We now come to the decisive step of mathematical abstraction: we forget about what the symbols stand for. ...[The mathematician] need not be idle; there are many operations which he may carry out with these symbols, without ever having to look at the things they stand for.
Hermann Weyl, The Mathematical Way of Thinking
We built abstractions by combining procedures to compound procedures in Chapter 1. Now we need the abstractions for combining data objects to form compound data
For complex system, compound data is also important
- To elevate the conceptual level at which we can design our programs: Stop worrying low level strucutre like numerator and denominator. But instead, think of rational number directly. (class, ADT)

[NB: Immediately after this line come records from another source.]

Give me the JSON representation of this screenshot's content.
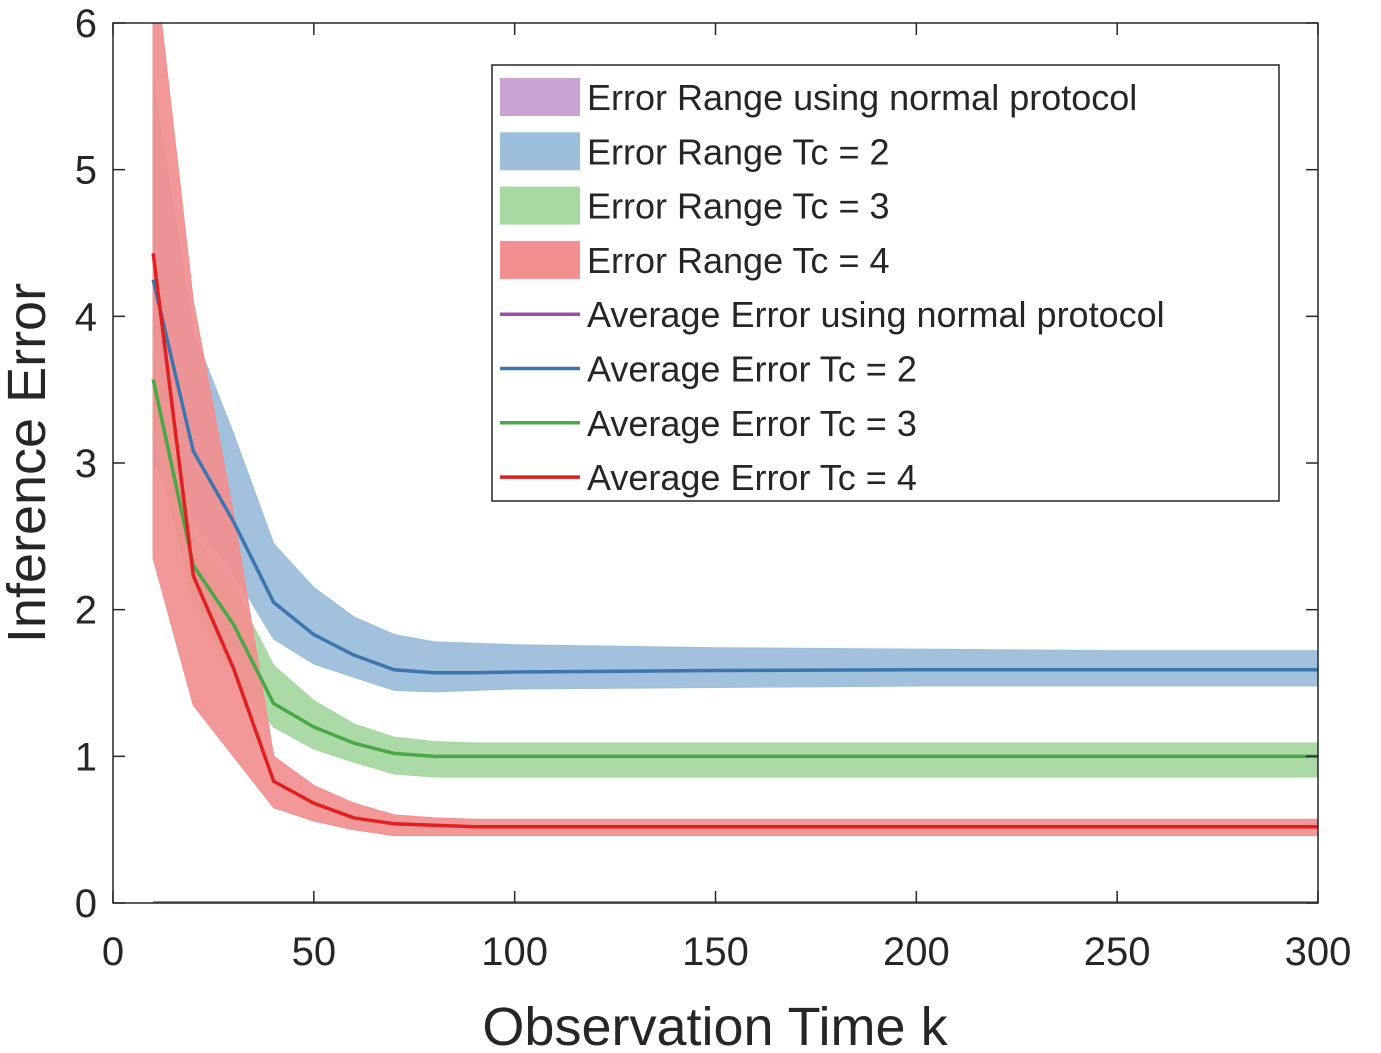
{
  "chart_data": {
    "type": "line",
    "title": "",
    "xlabel": "Observation Time k",
    "ylabel": "Inference Error",
    "xlim": [
      0,
      300
    ],
    "ylim": [
      0,
      6
    ],
    "xticks": [
      0,
      50,
      100,
      150,
      200,
      250,
      300
    ],
    "yticks": [
      0,
      1,
      2,
      3,
      4,
      5,
      6
    ],
    "grid": false,
    "legend_position": "top-right",
    "x": [
      10,
      20,
      30,
      40,
      50,
      60,
      70,
      80,
      90,
      100,
      150,
      200,
      250,
      300
    ],
    "bands": [
      {
        "name": "Error Range using normal protocol",
        "color": "#c9a3d4",
        "lower": [
          0,
          0,
          0,
          0,
          0,
          0,
          0,
          0,
          0,
          0,
          0,
          0,
          0,
          0
        ],
        "upper": [
          0,
          0,
          0,
          0,
          0,
          0,
          0,
          0,
          0,
          0,
          0,
          0,
          0,
          0
        ]
      },
      {
        "name": "Error Range Tc = 2",
        "color": "#9dbedb",
        "lower": [
          3.0,
          2.6,
          2.25,
          1.8,
          1.63,
          1.54,
          1.45,
          1.44,
          1.45,
          1.46,
          1.47,
          1.48,
          1.48,
          1.48
        ],
        "upper": [
          5.6,
          3.9,
          3.2,
          2.45,
          2.15,
          1.95,
          1.83,
          1.78,
          1.77,
          1.76,
          1.74,
          1.73,
          1.72,
          1.72
        ]
      },
      {
        "name": "Error Range Tc = 3",
        "color": "#a6d8a2",
        "lower": [
          3.2,
          2.05,
          1.55,
          1.2,
          1.05,
          0.96,
          0.88,
          0.86,
          0.86,
          0.86,
          0.86,
          0.86,
          0.86,
          0.86
        ],
        "upper": [
          3.9,
          2.5,
          2.15,
          1.62,
          1.38,
          1.22,
          1.13,
          1.1,
          1.09,
          1.09,
          1.09,
          1.09,
          1.09,
          1.09
        ]
      },
      {
        "name": "Error Range Tc = 4",
        "color": "#f28f8f",
        "lower": [
          2.35,
          1.35,
          1.0,
          0.65,
          0.56,
          0.5,
          0.46,
          0.46,
          0.46,
          0.46,
          0.46,
          0.46,
          0.46,
          0.46
        ],
        "upper": [
          6.5,
          4.1,
          2.65,
          1.0,
          0.8,
          0.68,
          0.6,
          0.58,
          0.57,
          0.57,
          0.57,
          0.57,
          0.57,
          0.57
        ]
      }
    ],
    "series": [
      {
        "name": "Average Error using normal protocol",
        "color": "#9b4ea6",
        "values": [
          0,
          0,
          0,
          0,
          0,
          0,
          0,
          0,
          0,
          0,
          0,
          0,
          0,
          0
        ]
      },
      {
        "name": "Average Error Tc = 2",
        "color": "#3b76b0",
        "values": [
          4.25,
          3.08,
          2.6,
          2.05,
          1.83,
          1.69,
          1.59,
          1.57,
          1.57,
          1.575,
          1.585,
          1.59,
          1.59,
          1.59
        ]
      },
      {
        "name": "Average Error Tc = 3",
        "color": "#49a846",
        "values": [
          3.57,
          2.3,
          1.9,
          1.36,
          1.2,
          1.09,
          1.02,
          1.0,
          1.0,
          1.0,
          1.0,
          1.0,
          1.0,
          1.0
        ]
      },
      {
        "name": "Average Error Tc = 4",
        "color": "#e0201f",
        "values": [
          4.43,
          2.23,
          1.6,
          0.83,
          0.68,
          0.58,
          0.54,
          0.53,
          0.52,
          0.52,
          0.52,
          0.52,
          0.52,
          0.52
        ]
      }
    ]
  }
}
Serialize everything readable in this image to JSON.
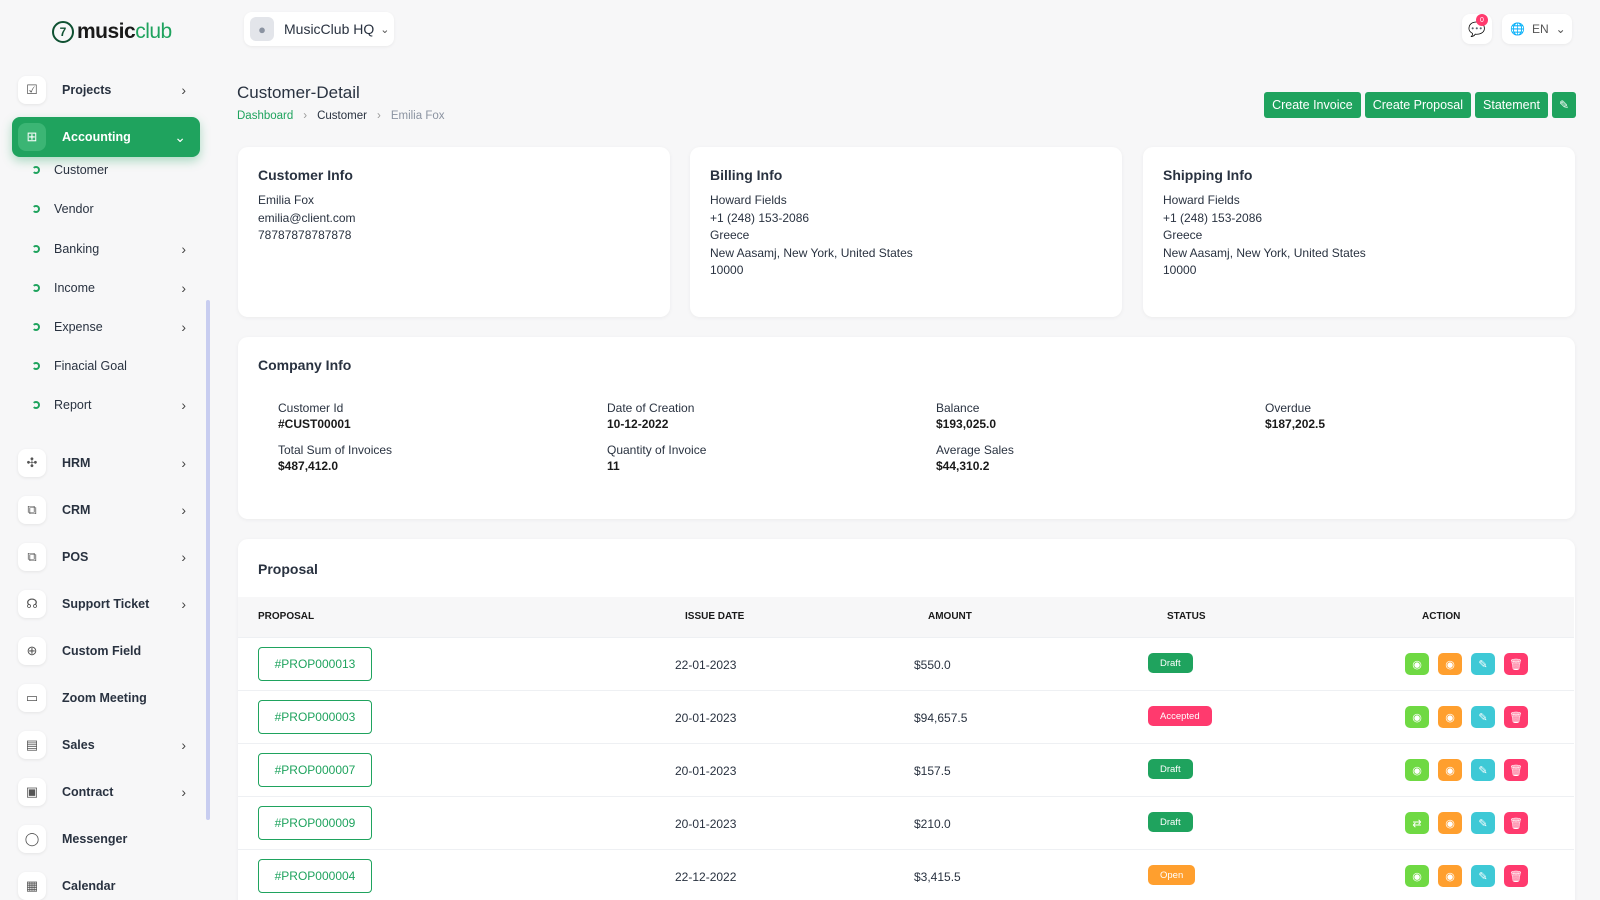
{
  "brand": {
    "mark": "7",
    "name_a": "music",
    "name_b": "club"
  },
  "colors": {
    "primary": "#1fa35e",
    "draft": "#1fa35e",
    "accepted": "#ff3a6e",
    "open": "#ff9f2e",
    "view": "#6fd943",
    "preview": "#ff9f2e",
    "edit": "#3ec9d6",
    "delete": "#ff3a6e"
  },
  "sidebar": {
    "items": [
      {
        "label": "Projects",
        "icon": "projects-icon",
        "glyph": "☑"
      },
      {
        "label": "Accounting",
        "icon": "accounting-icon",
        "glyph": "⊞"
      },
      {
        "label": "HRM",
        "icon": "hrm-icon",
        "glyph": "✣"
      },
      {
        "label": "CRM",
        "icon": "crm-icon",
        "glyph": "⧉"
      },
      {
        "label": "POS",
        "icon": "pos-icon",
        "glyph": "⧉"
      },
      {
        "label": "Support Ticket",
        "icon": "headset-icon",
        "glyph": "☊"
      },
      {
        "label": "Custom Field",
        "icon": "plus-circle-icon",
        "glyph": "⊕"
      },
      {
        "label": "Zoom Meeting",
        "icon": "video-icon",
        "glyph": "▭"
      },
      {
        "label": "Sales",
        "icon": "file-icon",
        "glyph": "▤"
      },
      {
        "label": "Contract",
        "icon": "contract-icon",
        "glyph": "▣"
      },
      {
        "label": "Messenger",
        "icon": "chat-icon",
        "glyph": "◯"
      },
      {
        "label": "Calendar",
        "icon": "calendar-icon",
        "glyph": "▦"
      }
    ],
    "accounting_sub": [
      "Customer",
      "Vendor",
      "Banking",
      "Income",
      "Expense",
      "Finacial Goal",
      "Report"
    ]
  },
  "topbar": {
    "workspace": "MusicClub HQ",
    "message_count": "0",
    "language": "EN"
  },
  "header": {
    "title": "Customer-Detail",
    "breadcrumb": [
      "Dashboard",
      "Customer",
      "Emilia Fox"
    ],
    "buttons": [
      "Create Invoice",
      "Create Proposal",
      "Statement"
    ]
  },
  "customer_info": {
    "title": "Customer Info",
    "lines": [
      "Emilia Fox",
      "emilia@client.com",
      "78787878787878"
    ]
  },
  "billing_info": {
    "title": "Billing Info",
    "lines": [
      "Howard Fields",
      "+1 (248) 153-2086",
      "Greece",
      "New Aasamj, New York, United States",
      "10000"
    ]
  },
  "shipping_info": {
    "title": "Shipping Info",
    "lines": [
      "Howard Fields",
      "+1 (248) 153-2086",
      "Greece",
      "New Aasamj, New York, United States",
      "10000"
    ]
  },
  "company_info": {
    "title": "Company Info",
    "fields": [
      {
        "label": "Customer Id",
        "value": "#CUST00001"
      },
      {
        "label": "Date of Creation",
        "value": "10-12-2022"
      },
      {
        "label": "Balance",
        "value": "$193,025.0"
      },
      {
        "label": "Overdue",
        "value": "$187,202.5"
      },
      {
        "label": "Total Sum of Invoices",
        "value": "$487,412.0"
      },
      {
        "label": "Quantity of Invoice",
        "value": "11"
      },
      {
        "label": "Average Sales",
        "value": "$44,310.2"
      }
    ]
  },
  "proposal": {
    "title": "Proposal",
    "columns": [
      "PROPOSAL",
      "ISSUE DATE",
      "AMOUNT",
      "STATUS",
      "ACTION"
    ],
    "rows": [
      {
        "id": "#PROP000013",
        "date": "22-01-2023",
        "amount": "$550.0",
        "status": "Draft",
        "first_action": "view"
      },
      {
        "id": "#PROP000003",
        "date": "20-01-2023",
        "amount": "$94,657.5",
        "status": "Accepted",
        "first_action": "view"
      },
      {
        "id": "#PROP000007",
        "date": "20-01-2023",
        "amount": "$157.5",
        "status": "Draft",
        "first_action": "view"
      },
      {
        "id": "#PROP000009",
        "date": "20-01-2023",
        "amount": "$210.0",
        "status": "Draft",
        "first_action": "convert"
      },
      {
        "id": "#PROP000004",
        "date": "22-12-2022",
        "amount": "$3,415.5",
        "status": "Open",
        "first_action": "view"
      }
    ]
  }
}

- To increase the modularity of our designs: If we can manipulate rational numbers in their own right, then we can separate the part of our program that deals with rational numbers per se. The general technique of isolating the parts of a program that deal how data objects are used is a powerful design methodology called data abstraction (module?)
- To use of compound data leads to a real increase in the expressive power of our programming language. Suppose ewe have this: (interface, typeclass)
(define (linear-combination a b x y)
(+ (* a x) (* b y)))
We could have this and express the idea that from linear combinations whenever addition and multiplication are defined -- for rational numbers, complex numbers, polynominals, or whatever:
(define (linear-combination a b x y)
(add (mul a x) (mul b y)))
We will:
- Discover how to form compound data using no special "data" operations at all, only procedures. This will further blur the distinction between "procedure" and "data".
- One Key idea with compound data is the notion of closure -- that the glue we use for combining data objects should allow us to combine
- Anothe key idea is that compound data object can serve as convential interfaces for combining program modules in mix-and-match ways.
- We will then augment representational power of our language by introducing symbolic expressions -- data whose elementary part can be arbitrary symbols rather than only numbers.
- We then implement generic operations. In paticular, we instroduce data-directed programming as a technique that allows individual data representations to be designed in isolation and then combined additively (i.e. without modification).